Nobody could ever guess that a small cemetery used to lie in the front yard. Or that two pioneer schoolhouses once sat to the northwest of the home on Schoolhouse Lane.
A couple of years ago, I interviewed Pauline “Polly” Herren Sabin, a centenarian who spoke about the schoolhouses she attended and the cemetery nearby. I envisioned them on the east side of the road, where the local Cemetery District owns property at the northeast corner of Tucker and Schoolhouse.
But Loretta (McQuigg) Ray, who lives in Spokane, sent a message pointing out my error. She and her sister, Joan (McQuigg) Titus of Lyle, Washington, grew up in the Toledo area and agreed to show me and fellow historian Johanna Jones the location of the old cemetery and schoolhouses. Joining us for the meeting last spring was Marlene Hampton, who with her husband, Bob, sold their dairy farm in Rochester and bought nearly three acres at 216 Schoolhouse Lane in 2016. They lived in a fifth-wheel trailer while constructing their home.
She doesn’t worry about living where bodies were once buried. As a strong Christian, she prayed over the property before they built. She’d heard the land might have been a cemetery at one time.
“When they dug the septic,” Hampton said, “they never found a bone.”
In the first half of the 19th century, the expansive Cowlitz Prairie was home to Cowlitz Farm, 5,000 acres farmed by the Puget Sound Agricultural Company for the Hudson’s Bay Company. After the British ceded land south of the 49th parallel to the United States in June 1846, Cowlitz Farm became prime property for homesteaders seeking to stake a claim.
Two of those homesteaders, described by former Cowlitz Farm manager George Roberts as “squatters,” were Thomas M. Pearson, who claimed 640 acres on the west side of Schoolhouse Lane, and Jackson Barton, whose donation land claim was on the east side.
According to “The Toledo Community Story,” Pearson in 1871 donated land for both a schoolhouse and a burial ground. Eventually, two schoolhouses were erected. Sabin, who died Sept. 13, 2018, told me that the younger students gathered in the smallest building, the older in the larger one.

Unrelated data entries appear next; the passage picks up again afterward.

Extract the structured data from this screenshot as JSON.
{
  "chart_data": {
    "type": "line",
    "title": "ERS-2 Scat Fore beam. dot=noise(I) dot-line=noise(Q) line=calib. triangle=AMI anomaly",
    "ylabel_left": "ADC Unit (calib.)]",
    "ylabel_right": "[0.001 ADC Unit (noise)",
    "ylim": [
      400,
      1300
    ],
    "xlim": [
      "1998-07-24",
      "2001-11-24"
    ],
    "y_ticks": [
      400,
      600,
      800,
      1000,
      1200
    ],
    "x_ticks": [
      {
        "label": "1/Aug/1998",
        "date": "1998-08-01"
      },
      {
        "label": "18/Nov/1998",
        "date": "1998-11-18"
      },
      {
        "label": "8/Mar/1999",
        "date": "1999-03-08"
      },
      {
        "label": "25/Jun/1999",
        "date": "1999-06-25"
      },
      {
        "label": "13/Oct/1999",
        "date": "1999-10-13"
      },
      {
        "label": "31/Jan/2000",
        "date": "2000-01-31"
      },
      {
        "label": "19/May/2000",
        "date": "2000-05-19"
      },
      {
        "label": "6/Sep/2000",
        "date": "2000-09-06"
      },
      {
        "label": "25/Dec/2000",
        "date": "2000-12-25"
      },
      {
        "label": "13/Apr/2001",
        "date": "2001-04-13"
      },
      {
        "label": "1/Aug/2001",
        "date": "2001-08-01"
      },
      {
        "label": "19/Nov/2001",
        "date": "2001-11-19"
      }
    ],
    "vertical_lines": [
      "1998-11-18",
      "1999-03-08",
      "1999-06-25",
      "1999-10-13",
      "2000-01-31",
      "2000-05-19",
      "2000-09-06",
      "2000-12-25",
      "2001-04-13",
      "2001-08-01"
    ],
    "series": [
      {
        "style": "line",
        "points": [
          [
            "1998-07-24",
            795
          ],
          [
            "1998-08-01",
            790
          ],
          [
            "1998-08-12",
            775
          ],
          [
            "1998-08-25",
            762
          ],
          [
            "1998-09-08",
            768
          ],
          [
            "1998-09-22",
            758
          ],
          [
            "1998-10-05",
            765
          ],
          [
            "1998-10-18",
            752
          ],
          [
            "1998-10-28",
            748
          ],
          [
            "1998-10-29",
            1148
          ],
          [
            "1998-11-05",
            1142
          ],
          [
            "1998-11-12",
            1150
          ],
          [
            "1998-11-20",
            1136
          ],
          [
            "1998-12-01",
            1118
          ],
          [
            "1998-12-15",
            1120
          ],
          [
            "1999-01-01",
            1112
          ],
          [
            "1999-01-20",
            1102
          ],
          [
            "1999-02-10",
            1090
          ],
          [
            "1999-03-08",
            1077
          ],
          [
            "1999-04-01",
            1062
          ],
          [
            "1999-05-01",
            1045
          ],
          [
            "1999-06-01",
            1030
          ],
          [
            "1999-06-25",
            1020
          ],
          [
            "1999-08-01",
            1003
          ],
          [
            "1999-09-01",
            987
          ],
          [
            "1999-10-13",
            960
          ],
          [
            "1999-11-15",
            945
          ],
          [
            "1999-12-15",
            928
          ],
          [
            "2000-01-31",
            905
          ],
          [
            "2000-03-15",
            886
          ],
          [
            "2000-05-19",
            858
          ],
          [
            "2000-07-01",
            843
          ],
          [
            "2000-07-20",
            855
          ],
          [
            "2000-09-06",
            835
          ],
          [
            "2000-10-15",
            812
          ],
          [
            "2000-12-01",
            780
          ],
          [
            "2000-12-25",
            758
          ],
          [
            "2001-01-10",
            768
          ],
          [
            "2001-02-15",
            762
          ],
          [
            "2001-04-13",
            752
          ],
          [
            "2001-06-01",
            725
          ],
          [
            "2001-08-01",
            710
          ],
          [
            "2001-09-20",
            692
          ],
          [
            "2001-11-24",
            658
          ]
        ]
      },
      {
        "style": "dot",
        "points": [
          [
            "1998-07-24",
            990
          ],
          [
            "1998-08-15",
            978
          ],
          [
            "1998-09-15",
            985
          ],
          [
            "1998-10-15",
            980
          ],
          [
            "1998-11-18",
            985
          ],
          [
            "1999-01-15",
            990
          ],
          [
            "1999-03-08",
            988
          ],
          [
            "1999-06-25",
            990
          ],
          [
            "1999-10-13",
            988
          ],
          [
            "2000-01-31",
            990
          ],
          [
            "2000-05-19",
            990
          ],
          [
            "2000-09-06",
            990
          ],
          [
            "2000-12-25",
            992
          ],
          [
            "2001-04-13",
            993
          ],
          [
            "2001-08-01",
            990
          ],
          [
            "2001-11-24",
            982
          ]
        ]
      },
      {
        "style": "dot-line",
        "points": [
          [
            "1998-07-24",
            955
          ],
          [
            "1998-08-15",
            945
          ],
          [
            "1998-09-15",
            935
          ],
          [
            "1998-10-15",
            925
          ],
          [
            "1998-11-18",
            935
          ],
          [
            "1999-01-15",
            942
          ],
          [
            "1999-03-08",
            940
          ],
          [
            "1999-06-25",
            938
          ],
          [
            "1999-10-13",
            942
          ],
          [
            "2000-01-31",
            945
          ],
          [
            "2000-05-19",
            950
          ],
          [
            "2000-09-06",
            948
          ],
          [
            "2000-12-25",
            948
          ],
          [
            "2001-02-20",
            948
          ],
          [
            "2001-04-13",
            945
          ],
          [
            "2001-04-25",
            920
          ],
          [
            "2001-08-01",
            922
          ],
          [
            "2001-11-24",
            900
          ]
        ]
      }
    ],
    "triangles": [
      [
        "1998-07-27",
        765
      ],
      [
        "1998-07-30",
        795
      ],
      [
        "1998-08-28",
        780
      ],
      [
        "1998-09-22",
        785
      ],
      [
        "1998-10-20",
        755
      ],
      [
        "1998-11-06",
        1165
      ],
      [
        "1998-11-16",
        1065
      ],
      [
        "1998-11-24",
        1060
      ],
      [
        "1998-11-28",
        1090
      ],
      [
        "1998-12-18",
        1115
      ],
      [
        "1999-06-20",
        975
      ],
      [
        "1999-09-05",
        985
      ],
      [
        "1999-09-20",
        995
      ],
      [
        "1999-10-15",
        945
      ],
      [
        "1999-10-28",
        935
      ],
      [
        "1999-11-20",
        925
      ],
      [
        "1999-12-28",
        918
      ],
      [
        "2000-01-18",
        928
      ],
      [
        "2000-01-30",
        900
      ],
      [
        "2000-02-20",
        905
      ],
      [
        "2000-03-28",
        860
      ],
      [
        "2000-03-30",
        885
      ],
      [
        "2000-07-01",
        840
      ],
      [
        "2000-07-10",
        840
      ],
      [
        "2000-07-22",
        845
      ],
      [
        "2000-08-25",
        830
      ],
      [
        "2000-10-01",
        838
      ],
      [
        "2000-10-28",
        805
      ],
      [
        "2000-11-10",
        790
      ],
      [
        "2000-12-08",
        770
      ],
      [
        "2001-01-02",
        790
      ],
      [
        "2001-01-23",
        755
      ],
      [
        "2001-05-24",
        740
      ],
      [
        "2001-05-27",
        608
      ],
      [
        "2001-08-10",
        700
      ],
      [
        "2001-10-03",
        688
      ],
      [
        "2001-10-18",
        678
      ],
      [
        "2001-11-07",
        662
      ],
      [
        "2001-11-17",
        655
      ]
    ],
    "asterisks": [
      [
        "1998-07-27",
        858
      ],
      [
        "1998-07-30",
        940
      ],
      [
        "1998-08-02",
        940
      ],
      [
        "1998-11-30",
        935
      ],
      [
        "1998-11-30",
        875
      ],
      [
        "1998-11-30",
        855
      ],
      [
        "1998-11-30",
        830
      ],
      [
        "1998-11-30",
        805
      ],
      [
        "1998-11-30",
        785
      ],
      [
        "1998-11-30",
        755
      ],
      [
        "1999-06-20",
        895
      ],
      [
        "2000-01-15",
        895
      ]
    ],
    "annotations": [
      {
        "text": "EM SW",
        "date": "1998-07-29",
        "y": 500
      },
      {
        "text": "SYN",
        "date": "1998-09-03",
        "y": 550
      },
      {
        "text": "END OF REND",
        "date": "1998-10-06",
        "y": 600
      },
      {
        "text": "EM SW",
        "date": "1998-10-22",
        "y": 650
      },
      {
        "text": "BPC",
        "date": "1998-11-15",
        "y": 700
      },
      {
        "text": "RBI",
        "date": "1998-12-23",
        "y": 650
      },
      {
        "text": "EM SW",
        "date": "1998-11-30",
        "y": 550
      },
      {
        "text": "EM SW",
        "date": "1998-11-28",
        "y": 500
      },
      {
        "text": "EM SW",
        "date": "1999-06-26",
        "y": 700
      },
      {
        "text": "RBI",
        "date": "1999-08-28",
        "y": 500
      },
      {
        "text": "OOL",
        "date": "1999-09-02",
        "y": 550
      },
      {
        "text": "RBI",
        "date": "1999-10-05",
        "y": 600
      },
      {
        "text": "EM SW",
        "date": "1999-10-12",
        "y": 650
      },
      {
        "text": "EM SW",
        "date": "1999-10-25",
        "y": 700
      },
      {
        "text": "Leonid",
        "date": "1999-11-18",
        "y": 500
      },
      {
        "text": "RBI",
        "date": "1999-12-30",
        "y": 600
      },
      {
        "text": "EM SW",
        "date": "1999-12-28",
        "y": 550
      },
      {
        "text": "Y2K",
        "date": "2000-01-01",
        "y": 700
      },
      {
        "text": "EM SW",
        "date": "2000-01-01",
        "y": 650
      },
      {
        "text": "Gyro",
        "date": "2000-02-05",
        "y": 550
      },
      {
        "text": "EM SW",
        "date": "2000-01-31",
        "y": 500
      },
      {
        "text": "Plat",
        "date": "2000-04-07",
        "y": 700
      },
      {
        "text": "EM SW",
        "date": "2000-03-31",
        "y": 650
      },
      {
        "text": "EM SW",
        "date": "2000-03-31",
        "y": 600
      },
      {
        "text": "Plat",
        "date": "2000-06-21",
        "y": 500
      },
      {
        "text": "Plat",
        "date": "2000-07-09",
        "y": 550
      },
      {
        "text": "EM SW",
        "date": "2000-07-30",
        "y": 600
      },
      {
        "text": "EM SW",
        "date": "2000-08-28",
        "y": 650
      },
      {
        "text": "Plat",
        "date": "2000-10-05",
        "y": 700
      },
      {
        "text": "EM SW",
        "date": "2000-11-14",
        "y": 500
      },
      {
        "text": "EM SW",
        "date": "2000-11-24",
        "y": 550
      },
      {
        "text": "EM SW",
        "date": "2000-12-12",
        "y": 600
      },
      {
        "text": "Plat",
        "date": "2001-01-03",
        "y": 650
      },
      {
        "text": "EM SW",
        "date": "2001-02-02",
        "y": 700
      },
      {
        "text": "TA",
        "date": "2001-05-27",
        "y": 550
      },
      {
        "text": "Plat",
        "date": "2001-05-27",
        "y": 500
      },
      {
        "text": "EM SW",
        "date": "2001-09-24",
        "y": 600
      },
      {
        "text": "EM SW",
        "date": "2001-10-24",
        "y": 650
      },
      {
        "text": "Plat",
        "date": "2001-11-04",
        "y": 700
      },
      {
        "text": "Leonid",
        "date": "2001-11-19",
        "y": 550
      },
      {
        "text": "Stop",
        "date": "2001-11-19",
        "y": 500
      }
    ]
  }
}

They used an outhouse in the old days.
The first Upper Cowlitz schoolhouse, though, was described by descendants of Samuel M. Spencer, who crossed the plains in 1851 and settled on Cowlitz Prairie after stays in Portland and Tumwater, as a building made of logs with a puncheon floor “with cracks wide enough to spit tobacco juice through (and they did),” according to “The Toledo Community Story.”
One of Samuel and Mary (Carter) Spencer’s sons was Tracy Thomas Spencer, the father of Clarice Spencer and grandfather of Titus and Ray. Both Tracy and his daughter attended Upper Cowlitz School.
Clarice, who died in 2006, graduated from Toledo High School in 1929 and married Henry McQuigg that December. Their children include Ray, Titus, and son Henry “Tom” McQuigg of Ethel.
The elder Henry, one of the sons of Minor and Adelaide (Balfour) McQuigg, attended Hopewell School near Tucker and Classe roads near where he was raised. When he was 21, his father died, so Henry cared for their mother and the younger three boys and a girl by farming on Tucker Road. He later worked in logging camps to support the family and operated a sawmill.
Ray and Titus grew up near their Spencer and Balfour grandparents, who lived three miles apart from each other on Spencer Road.
“Times were hard,” Ray said. “We never had an indoor toilet. We had an outhouse. We were raised on Spencer. The outhouse is still there.”
She said they didn’t tear down outhouses. “You might need it.”
Ray and Titus recall their grandparents, Tracy and Anna Spencer.
“I remember how hard my grandma worked, and my grandpa liked to fish and hunt,” Titus said.
Their McQuigg uncles hauled water from the creek across the road until a dairy was started upstream, when they hauled water from their brother’s place instead.
Back in the day, family members often were buried on the home place. The Balfours were buried on their property, but Ray said that in the 1980s her mother hired someone to move the graves to Salkum.
“When they dug up the graves,” she said, “all there was was a piece of metal off of one of the caskets because the caskets would have been wooden, and I think a bone or two.”
Ray and Titus remember only one schoolhouse, but eventually even that building vanished.
So did the cemetery. No headstones remain. Neither does the grove of towering fir trees that once graced the cemetery. As for the people once buried there — May they rest in peace.